We start by identifying the need for flexible data representation methods that are efficient in both storage and classification of multimedia data. Such flexible schemes offer the potential to significantly impact the efficiency of current multimedia mining systems, as they permit the classification of multimedia patterns directly in their compressed form, without the need for decompression. We propose a framework, called semantic approximation, which is based on sparse data representations. It formulates dimensionality reduction as a matrix factorization problem, under hybrid criteria that are posed as a trade-off between approximation for efficient compression and discrimination for effective classification. We demonstrate that the proposed methodology competes with state-of-the-art solutions in image classification and face recognition, implying that compression and classification can be performed jointly without performance penalties with respect to expensive disjoint solutions.
Next, we allow the multimedia patterns to be geometrically transformed and we focus on transformation invariance issues in pattern classification. When a pattern is transformed, it spans a manifold in a high dimensional space. We focus on the problem of computing the distance of a certain test pattern from the manifold, which is also closely related to the image alignment problem. This is a hard non-convex problem that has only been sub-optimally addressed before. We represent transformation manifolds based on sparse geometric expansions, which results in a closed-form representation of the manifold equation with respect to the transformation parameters. When the transformation consists of a synthesis of translations, rotations and scalings, we prove that the objective function of this problem can be decomposed as a difference of convex functions (DC). This very property allows us to solve optimally our optimization problem with a cutting plane algorithm, which is well known to successfully find the global minimizer in practice. We showcase applications in robust face recognition and image alignment.

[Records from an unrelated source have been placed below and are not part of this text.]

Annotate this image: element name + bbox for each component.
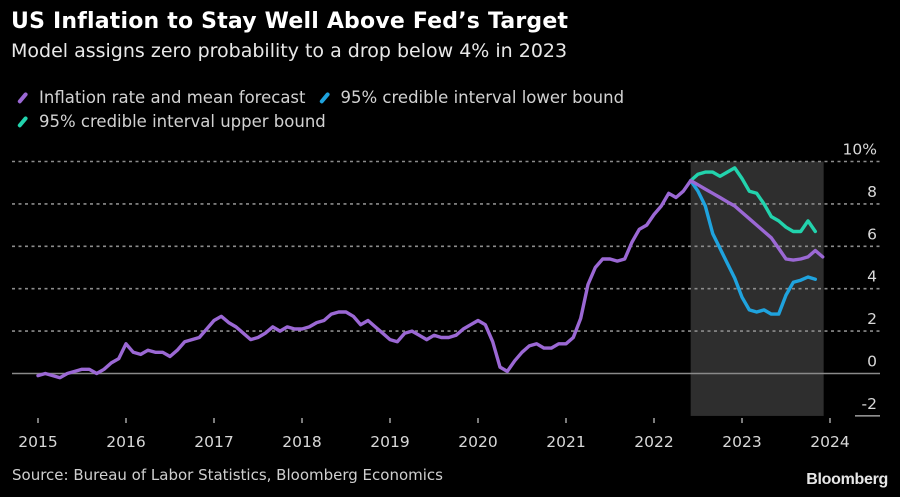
y-tick-label: 10% [843, 141, 877, 159]
legend-label-mean: Inflation rate and mean forecast [39, 88, 306, 107]
y-tick-label: 6 [867, 225, 877, 243]
legend-label-upper: 95% credible interval upper bound [39, 112, 326, 131]
y-tick-label: 2 [867, 310, 877, 328]
x-tick-label: 2024 [810, 433, 849, 451]
bloomberg-logo: Bloomberg [806, 471, 888, 488]
x-tick-label: 2017 [194, 433, 233, 451]
source-note: Source: Bureau of Labor Statistics, Bloo… [12, 466, 443, 484]
y-tick-label: -2 [862, 395, 877, 413]
series-line-upper-bound [689, 166, 817, 234]
x-tick-label: 2018 [282, 433, 321, 451]
chart-title: US Inflation to Stay Well Above Fed’s Ta… [11, 9, 569, 34]
x-tick-label: 2021 [546, 433, 585, 451]
y-tick-label: 4 [867, 268, 877, 286]
x-tick-label: 2020 [458, 433, 497, 451]
x-tick-label: 2022 [634, 433, 673, 451]
legend-label-lower: 95% credible interval lower bound [340, 88, 625, 107]
legend-item-lower: 95% credible interval lower bound [316, 86, 625, 110]
forecast-shaded-region [690, 161, 824, 416]
series-line-mean-forecast [36, 178, 825, 380]
series-line-lower-bound [689, 178, 817, 316]
y-tick-label: 8 [867, 183, 877, 201]
x-tick-label: 2023 [722, 433, 761, 451]
legend-item-mean: Inflation rate and mean forecast [14, 86, 306, 110]
chart-subtitle: Model assigns zero probability to a drop… [11, 40, 568, 62]
y-tick-label: 0 [867, 353, 877, 371]
legend: Inflation rate and mean forecast 95% cre… [14, 86, 634, 134]
legend-item-upper: 95% credible interval upper bound [14, 110, 326, 134]
x-tick-label: 2019 [370, 433, 409, 451]
x-tick-label: 2016 [106, 433, 145, 451]
x-tick-label: 2015 [18, 433, 57, 451]
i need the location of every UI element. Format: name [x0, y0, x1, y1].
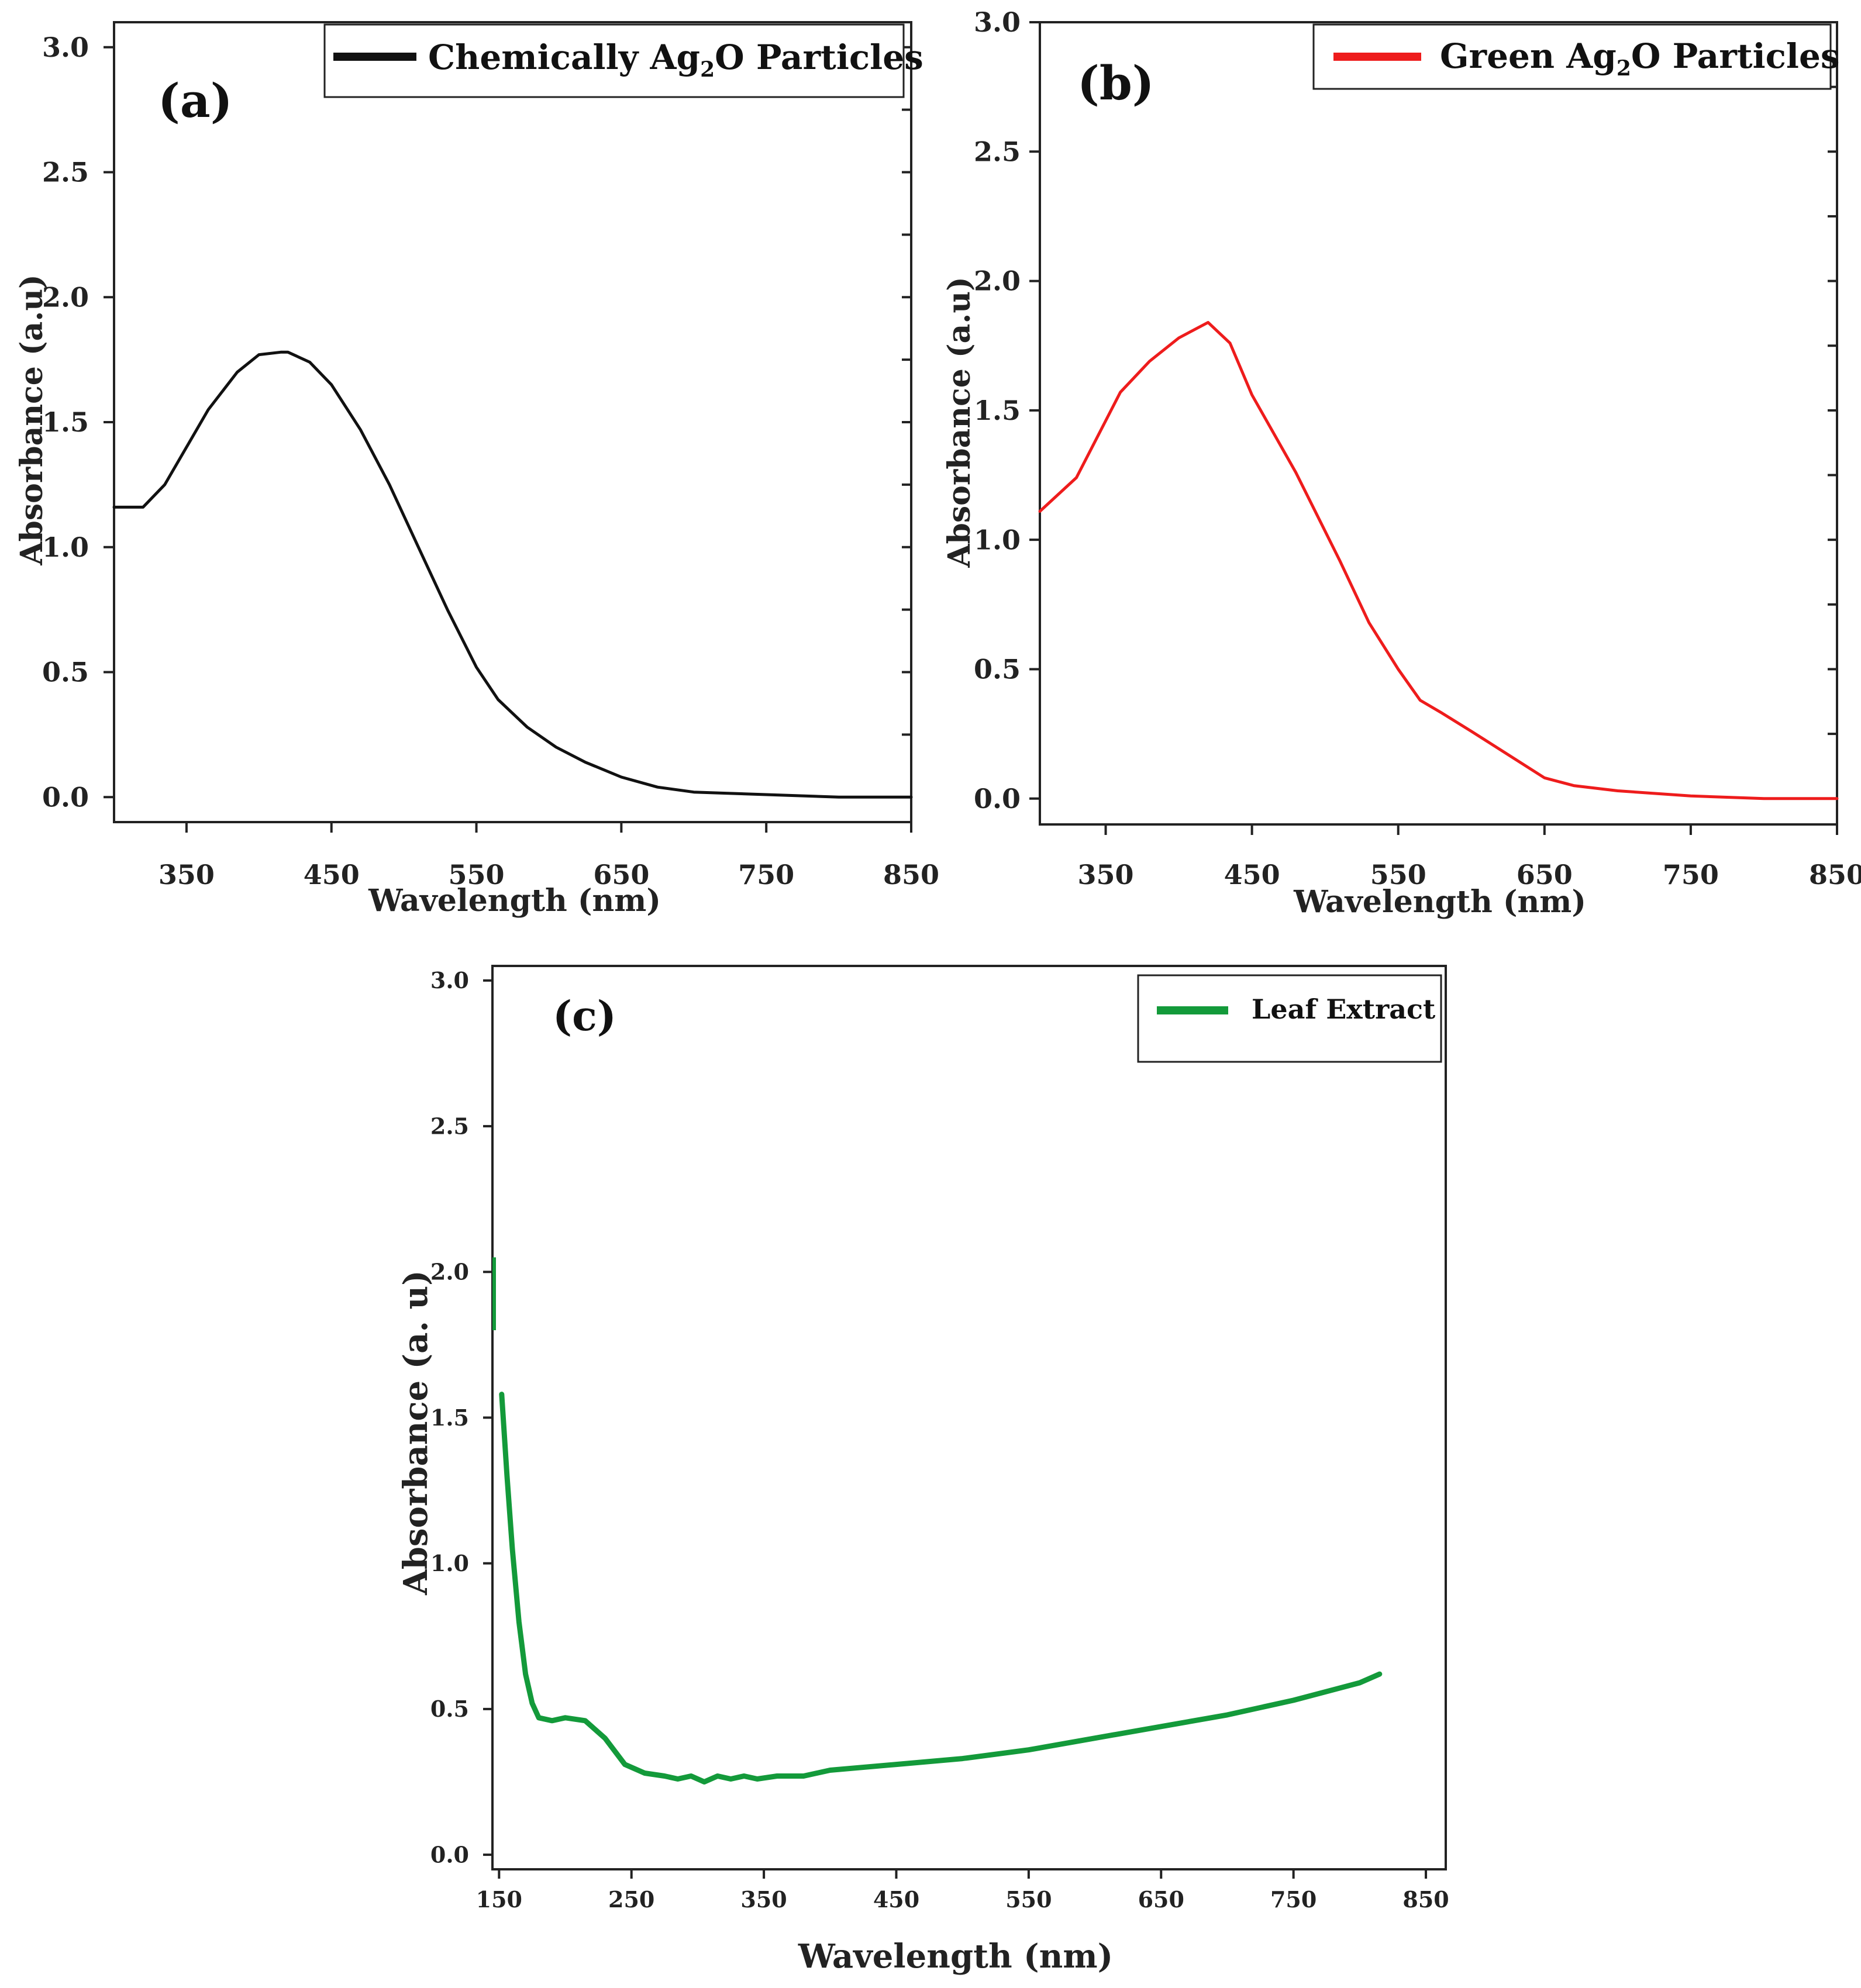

The classification problem with multiple observations is addressed next. Multiple observations are typically produced in practice when an object is observed over successive time instants or under different viewpoints. In particular, we focus on the problem of classifying an object when multiple geometrically transformed observations of it are available. These multiple observations typically belong to a manifold and the classification problem resides in determining which manifold the observations belong to. We show that this problem can be viewed as a special case of semi-supervised learning, where all unlabelled examples belong to the same class. We design a graph-based algorithm, which exploits the structure of the manifold. Estimating the unknown object class then results into a discrete optimization problem that can be solved efficiently. We show the performance of our algorithm in classification of multiple handwritten digit images and in video-based face recognition. Next, we study the problem of classification of multiple observations in distributed scenarios, such as camera networks. In this case the classification is performed iteratively and distributively, without the presence of a central coordinator node. The main goal is to reach a global classification decision using only local computation and communication, while ensuring robustness to changes in network topology. We propose to use consensus algorithms in order to design a distributed version of the aforementioned graph-based algorithm. We show that the distributed classification algorithm has similar performance as its centralized counterpart, provided that the training set is sufficiently large. Finally, we delve further into the convergence properties of consensus-based distributed algorithms and we propose an acceleration methodology for fast convergence that uses the memory of the sensors. Our simulations show that the convergence is indeed accelerated in both static and dynamic networks, and that distributed classification in sensor networks can significantly benefit from them.
Overall, the present thesis addresses a few important issues related to pattern analysis and classification in modern multimedia systems. Our solutions for semantic approximation and transformation invariance can impact the efficiency and robustness of classification in multimedia systems. Furthermore, our graph-based framework for multiple observations is able to perform effective classification in both centralized and distributed environments. Finally, our fast consensus algorithms can significantly contribute to the accelerated convergence of distributed classification algorithms in sensor networks.